In today’s professional world, there are many practical applications that rely on triangle similarity. One such application is in medicine, where similar triangles are used to calculate the position of radiation treatment for cancer patients. In this segment, Sandra John-Baptiste and Jason Talkington work with dosimetrist Max Buscher to calculate the position of radiation beams so as to avoid their overlap on the spinal cord.

Can you think of any other applications of triangle similarity?

You can find the first of these segments on the session video approximately 21 minutes and 10 seconds after the Annenberg Media logo. The second part of this segment begins approximately 22 minutes and 23 seconds after the Annenberg Media logo.

### Note 3

If you are working in a group, you may want to start by actually doing the “mirror trick” described here. When you calculate, remember that you should use a number closer to the height of your eyes rather than your actual height, but position yourself so that you just see the top of the other person’s head. For Problem B1, you can ask others to figure out your height based on the setup used and the other person’s (now known) height.

### Note 4

If you are working in a group, compare the triangles you made with the triangles other people made and discuss what you notice.

### Note 5

The mirror acts like there’s an exact copy of the world directly behind it that you are peeking into. If you connect your eyes to the top of the other person’s head, as if the line went through the mirror, the angles would be the same because they are vertical angles. So the reflected angles are the same as the “behind-the-mirror angles,” which are the same as the angles at which you are looking. ### Note 6

If you’re working in a group, have each participant create just one triangle for each part, and then compare the results as a group.

### Problem B1

The teacher places the mirror at point C, a distance ds away from the student (see picture). She then steps away from the mirror until she sees the top of the student’s head in the mirror. Let’s call the distance from the teacher to the mirror dt. The teacher knows her height, ht, and she knows that the angle of incidence equals the angle of reflection when a beam of light hits a reflective surface. We call this angle ß. Since the triangles ABC and DEC are right triangles and since they share the angle ß, they are similar. So the teacher knows that, once she measures dt and ds, by similarity of the two triangles, she can say that ht/dt = hs/ds or hs = (ht • ds)/dt. In other words, by knowing her own height, and by measuring her own as well as the student’s distance from the mirror, she can calculate the student’s height. ### Problem B2

We can conjecture that two triangles are similar if two of their respective angles have the same measure.

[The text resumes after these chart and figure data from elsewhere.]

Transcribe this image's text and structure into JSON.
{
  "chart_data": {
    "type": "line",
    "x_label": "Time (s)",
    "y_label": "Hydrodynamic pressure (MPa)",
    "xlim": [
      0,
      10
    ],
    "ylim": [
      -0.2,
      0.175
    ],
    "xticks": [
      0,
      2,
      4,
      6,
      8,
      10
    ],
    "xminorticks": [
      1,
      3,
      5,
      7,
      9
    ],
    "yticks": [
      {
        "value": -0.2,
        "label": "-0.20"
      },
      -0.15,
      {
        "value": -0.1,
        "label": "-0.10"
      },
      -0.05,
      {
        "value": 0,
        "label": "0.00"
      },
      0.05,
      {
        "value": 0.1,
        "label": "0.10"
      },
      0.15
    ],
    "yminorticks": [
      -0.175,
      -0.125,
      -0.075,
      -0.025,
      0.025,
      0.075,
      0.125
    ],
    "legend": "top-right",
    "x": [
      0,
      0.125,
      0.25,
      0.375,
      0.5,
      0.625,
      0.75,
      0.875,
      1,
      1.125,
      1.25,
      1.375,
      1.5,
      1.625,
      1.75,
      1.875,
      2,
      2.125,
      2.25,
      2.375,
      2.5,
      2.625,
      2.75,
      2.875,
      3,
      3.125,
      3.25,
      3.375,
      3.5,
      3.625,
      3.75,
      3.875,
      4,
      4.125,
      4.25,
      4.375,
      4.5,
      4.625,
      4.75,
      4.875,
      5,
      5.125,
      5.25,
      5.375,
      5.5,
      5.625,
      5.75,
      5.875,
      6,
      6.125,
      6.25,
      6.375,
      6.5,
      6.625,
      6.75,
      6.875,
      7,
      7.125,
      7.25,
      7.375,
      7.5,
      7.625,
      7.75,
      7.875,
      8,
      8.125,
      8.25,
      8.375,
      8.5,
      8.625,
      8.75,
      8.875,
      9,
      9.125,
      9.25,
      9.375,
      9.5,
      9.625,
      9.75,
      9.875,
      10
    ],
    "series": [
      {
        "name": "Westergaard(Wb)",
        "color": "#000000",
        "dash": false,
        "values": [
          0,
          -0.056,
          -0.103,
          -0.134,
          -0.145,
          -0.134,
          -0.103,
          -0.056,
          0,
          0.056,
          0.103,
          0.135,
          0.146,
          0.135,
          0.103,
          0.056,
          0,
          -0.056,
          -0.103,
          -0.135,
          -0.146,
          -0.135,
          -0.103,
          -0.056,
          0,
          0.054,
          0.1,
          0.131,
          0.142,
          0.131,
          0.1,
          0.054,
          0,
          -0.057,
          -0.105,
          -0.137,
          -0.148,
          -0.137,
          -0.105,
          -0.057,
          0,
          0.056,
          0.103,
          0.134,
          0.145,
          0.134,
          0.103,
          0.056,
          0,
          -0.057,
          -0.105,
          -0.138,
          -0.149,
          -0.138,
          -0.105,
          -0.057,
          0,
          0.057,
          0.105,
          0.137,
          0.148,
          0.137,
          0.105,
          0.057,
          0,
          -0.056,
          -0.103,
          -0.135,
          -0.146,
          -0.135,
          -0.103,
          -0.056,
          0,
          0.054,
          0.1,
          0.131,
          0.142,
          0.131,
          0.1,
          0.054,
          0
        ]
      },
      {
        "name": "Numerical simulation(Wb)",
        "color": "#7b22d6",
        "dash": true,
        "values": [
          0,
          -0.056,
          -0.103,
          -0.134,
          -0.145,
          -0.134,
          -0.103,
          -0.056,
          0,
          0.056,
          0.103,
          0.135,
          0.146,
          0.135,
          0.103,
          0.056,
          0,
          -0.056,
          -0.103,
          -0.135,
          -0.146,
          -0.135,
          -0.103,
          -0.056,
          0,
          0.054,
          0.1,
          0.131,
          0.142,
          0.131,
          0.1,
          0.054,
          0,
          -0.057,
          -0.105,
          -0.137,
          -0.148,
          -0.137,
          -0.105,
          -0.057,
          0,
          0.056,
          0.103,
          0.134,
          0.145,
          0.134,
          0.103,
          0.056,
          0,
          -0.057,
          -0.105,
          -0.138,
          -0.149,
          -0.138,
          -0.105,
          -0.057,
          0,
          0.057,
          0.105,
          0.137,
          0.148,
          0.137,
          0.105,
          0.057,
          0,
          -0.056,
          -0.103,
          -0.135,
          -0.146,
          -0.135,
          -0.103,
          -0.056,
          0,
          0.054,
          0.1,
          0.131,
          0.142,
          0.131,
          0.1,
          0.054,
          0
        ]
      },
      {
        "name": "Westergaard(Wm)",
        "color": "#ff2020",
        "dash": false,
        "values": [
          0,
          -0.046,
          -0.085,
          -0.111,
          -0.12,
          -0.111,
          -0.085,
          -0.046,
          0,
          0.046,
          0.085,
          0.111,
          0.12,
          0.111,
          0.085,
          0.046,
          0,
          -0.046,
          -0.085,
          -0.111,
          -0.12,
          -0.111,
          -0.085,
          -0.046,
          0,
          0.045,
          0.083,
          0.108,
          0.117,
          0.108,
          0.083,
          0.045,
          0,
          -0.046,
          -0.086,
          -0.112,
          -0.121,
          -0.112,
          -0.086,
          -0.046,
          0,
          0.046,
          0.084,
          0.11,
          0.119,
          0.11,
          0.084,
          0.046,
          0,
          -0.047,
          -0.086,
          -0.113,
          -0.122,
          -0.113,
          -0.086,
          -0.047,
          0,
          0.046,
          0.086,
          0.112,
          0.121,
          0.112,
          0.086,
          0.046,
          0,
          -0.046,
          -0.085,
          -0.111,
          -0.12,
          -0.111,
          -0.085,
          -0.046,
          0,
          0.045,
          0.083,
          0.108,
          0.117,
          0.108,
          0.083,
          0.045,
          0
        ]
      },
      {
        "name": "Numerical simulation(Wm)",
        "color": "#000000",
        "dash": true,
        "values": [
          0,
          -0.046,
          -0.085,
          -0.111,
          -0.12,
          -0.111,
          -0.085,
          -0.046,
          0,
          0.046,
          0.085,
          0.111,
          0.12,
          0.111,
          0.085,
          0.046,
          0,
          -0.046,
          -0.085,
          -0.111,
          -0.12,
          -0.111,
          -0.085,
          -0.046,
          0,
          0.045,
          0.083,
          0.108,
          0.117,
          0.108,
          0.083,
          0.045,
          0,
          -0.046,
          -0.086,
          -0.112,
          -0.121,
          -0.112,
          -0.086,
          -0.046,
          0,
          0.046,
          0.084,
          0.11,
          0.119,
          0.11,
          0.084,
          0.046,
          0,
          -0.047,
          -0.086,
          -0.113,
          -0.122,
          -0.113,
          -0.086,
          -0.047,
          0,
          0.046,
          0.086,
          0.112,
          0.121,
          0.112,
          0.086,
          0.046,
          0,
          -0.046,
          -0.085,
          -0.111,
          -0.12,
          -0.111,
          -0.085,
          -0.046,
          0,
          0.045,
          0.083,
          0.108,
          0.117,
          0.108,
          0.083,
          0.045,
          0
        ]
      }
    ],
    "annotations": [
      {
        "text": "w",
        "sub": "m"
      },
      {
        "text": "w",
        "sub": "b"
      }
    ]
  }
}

 a. b. c. d. ### Problem B3

 a. Nancy is taller. Since the right triangles defined by their heights and their shadows are similar, then the bases of the triangles have to be proportional to the heights of the triangles (i.e., their body heights). b. Converting Michelle’s height into inches (64 inches) and setting up a proportion, you would have: 64 / x = 96 / 102, or x = 68 Converting 68 inches back to feet, Nancy is 5 feet 8 inches tall. c. Converting Nancy’s height into inches (64 inches) and setting up a proportion, you would have: 64 / x = 102 / 96, or x = 60.24 Converting 60.24 inches back to feet, Michelle is approximately 5 feet and 1/4 inch tall.